Sarah O’Connor soulignait récemment dans le Financial Times (lien) la capacité croissante des chatbots à imiter l’empathie, au point de devenir indiscernables d’une oreille compatissante.
Pourtant, une limite intrinsèque à cette technologie existe. Un chatbot est programmé pour être complaisant, pour valider nos sentiments et nos difficultés. Or, l’expérience nous apprend qu’un véritable ami nous dira souvent ce que nous n’avons pas envie d’entendre, mais dont nous avons besoin. Cette franchise est possible parce qu’il connaît notre histoire, les schémas qui se répètent, et surtout, parce que nous savons qu’il agit dans notre intérêt.
Et c’est précisément ce que le chatbot – dépourvu de cœur, et ce n’est pas un hasard – ne pourra jamais comprendre. Il ne peut pas saisir la complexité d’une relation humaine basée sur la confiance et le souci de l’autre.
Sheila Hayman, du Minderoo Centre for Technology and Democracy à l’Université de Cambridge, conclut qu’il n’est pas encore trop tard.
« Un chatbot est programmé pour être sympathique de cette manière et pour approuver nos plaintes et nos malheurs. Mais tout le monde apprend tôt ou tard qu’un véritable ami fera bien souvent le contraire ; nous disant des choses que nous ne voulons pas entendre, mais que nous devrions entendre. »

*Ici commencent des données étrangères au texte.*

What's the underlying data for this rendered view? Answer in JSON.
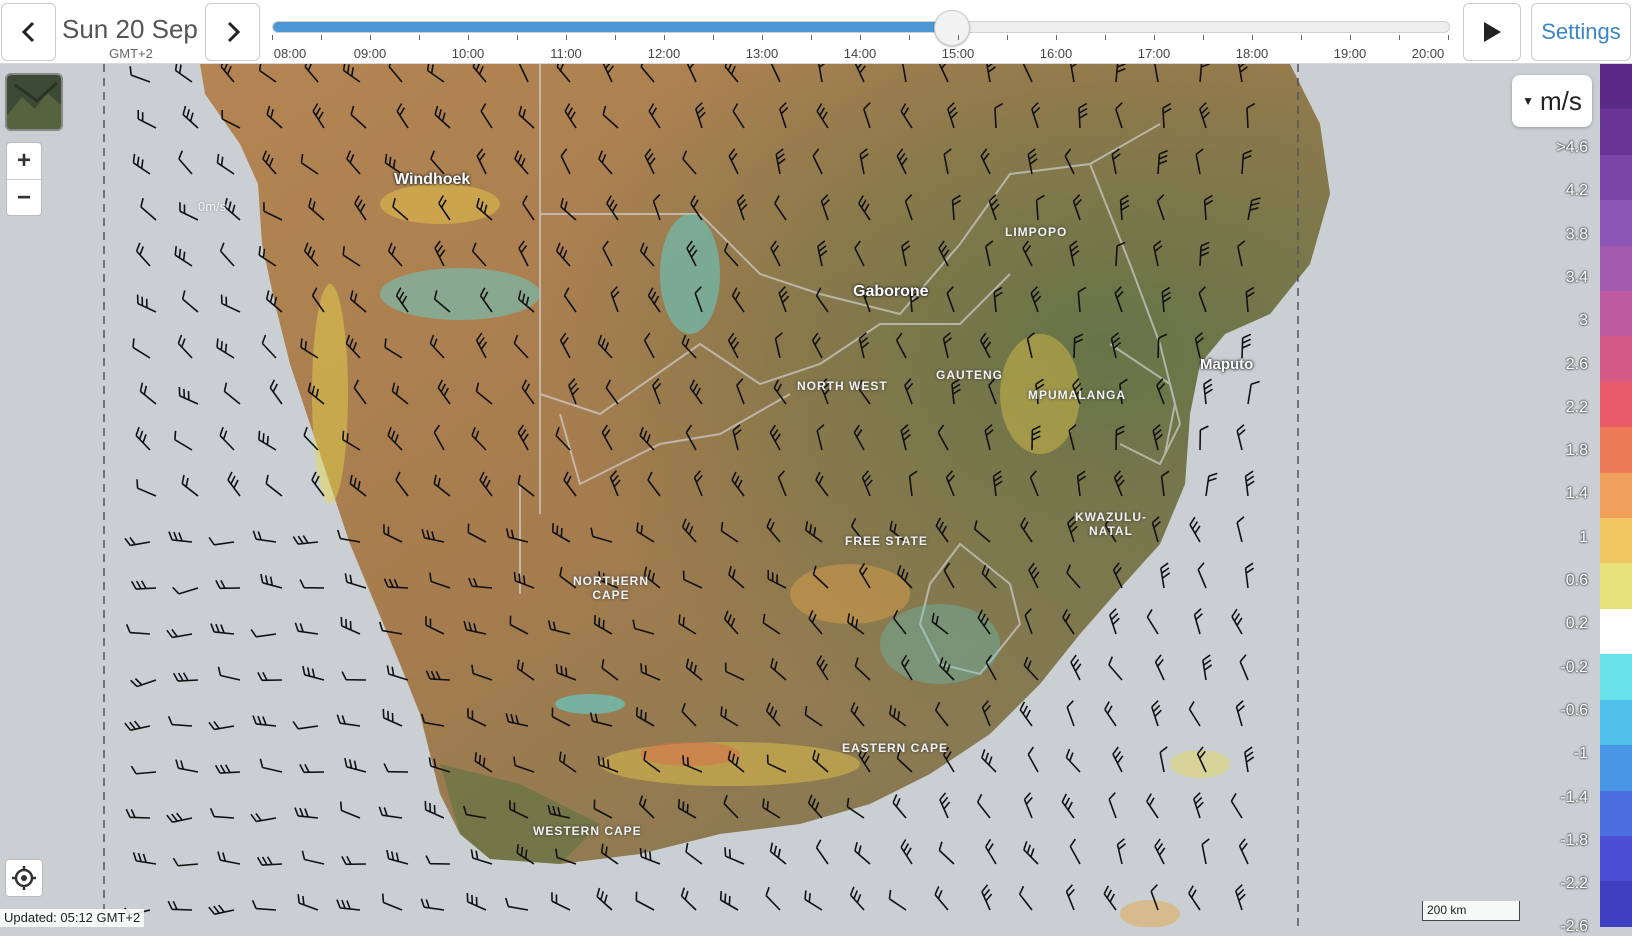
{
  "toolbar": {
    "prev_icon": "chevron-left-icon",
    "next_icon": "chevron-right-icon",
    "date_label": "Sun 20 Sep",
    "timezone": "GMT+2",
    "play_icon": "play-icon",
    "settings_label": "Settings"
  },
  "timeline": {
    "hours": [
      "08:00",
      "09:00",
      "10:00",
      "11:00",
      "12:00",
      "13:00",
      "14:00",
      "15:00",
      "16:00",
      "17:00",
      "18:00",
      "19:00",
      "20:00"
    ],
    "current_time": "15:00",
    "progress_fraction": 0.5759
  },
  "map": {
    "layer_thumbnail": "satellite-layer-icon",
    "zoom_in_label": "+",
    "zoom_out_label": "−",
    "locate_icon": "crosshair-icon",
    "ghost_label": "0m/s",
    "places": [
      {
        "name": "Windhoek"
      },
      {
        "name": "Gaborone"
      },
      {
        "name": "Maputo"
      }
    ],
    "regions": [
      {
        "name": "LIMPOPO"
      },
      {
        "name": "NORTH WEST"
      },
      {
        "name": "GAUTENG"
      },
      {
        "name": "MPUMALANGA"
      },
      {
        "name": "KWAZULU-\nNATAL"
      },
      {
        "name": "FREE STATE"
      },
      {
        "name": "NORTHERN\nCAPE"
      },
      {
        "name": "EASTERN CAPE"
      },
      {
        "name": "WESTERN CAPE"
      }
    ],
    "unit_label": "m/s",
    "updated_text": "Updated: 05:12 GMT+2",
    "scale_label": "200 km"
  },
  "legend": {
    "labels": [
      ">4.6",
      "4.2",
      "3.8",
      "3.4",
      "3",
      "2.6",
      "2.2",
      "1.8",
      "1.4",
      "1",
      "0.6",
      "0.2",
      "-0.2",
      "-0.6",
      "-1",
      "-1.4",
      "-1.8",
      "-2.2",
      "-2.6"
    ],
    "colors": [
      "#5b2a86",
      "#6a3496",
      "#7b44a8",
      "#8d55b5",
      "#a35bb0",
      "#bd5aa0",
      "#d65a86",
      "#e8596a",
      "#ee7b58",
      "#f0a05a",
      "#f0c660",
      "#e6e27a",
      "#ffffff",
      "#66e2e8",
      "#4fc0ec",
      "#4a96e6",
      "#4a6ee0",
      "#4a4fd6",
      "#3f3fc2"
    ]
  }
}
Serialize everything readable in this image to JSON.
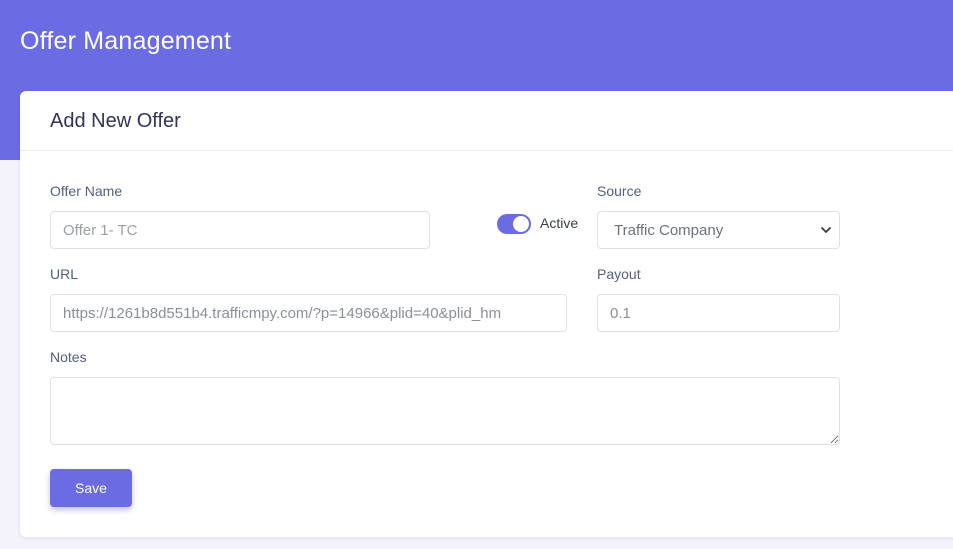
{
  "page": {
    "title": "Offer Management"
  },
  "form": {
    "title": "Add New Offer",
    "offer_name": {
      "label": "Offer Name",
      "placeholder": "Offer 1- TC",
      "value": ""
    },
    "active_toggle": {
      "label": "Active",
      "checked": true
    },
    "source": {
      "label": "Source",
      "selected": "Traffic Company"
    },
    "url": {
      "label": "URL",
      "value": "https://1261b8d551b4.trafficmpy.com/?p=14966&plid=40&plid_hm"
    },
    "payout": {
      "label": "Payout",
      "value": "0.1"
    },
    "notes": {
      "label": "Notes",
      "value": ""
    },
    "save_label": "Save"
  },
  "colors": {
    "accent": "#6b6be4",
    "background": "#f4f3fb",
    "card": "#ffffff"
  },
  "icons": {
    "select_arrow": "chevron-down-icon"
  }
}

Sheila Hayman, Conseil consultatif, Minderoo Centre for Technology and Democracy, Université de Cambridge
L’évolution rapide de l’intelligence artificielle soulève des questions cruciales sur la nature de l’empathie et de la relation humaine. Si les chatbots peuvent simuler l’écoute et la compréhension, ils ne peuvent pas reproduire la profondeur et l’authenticité d’un lien véritable.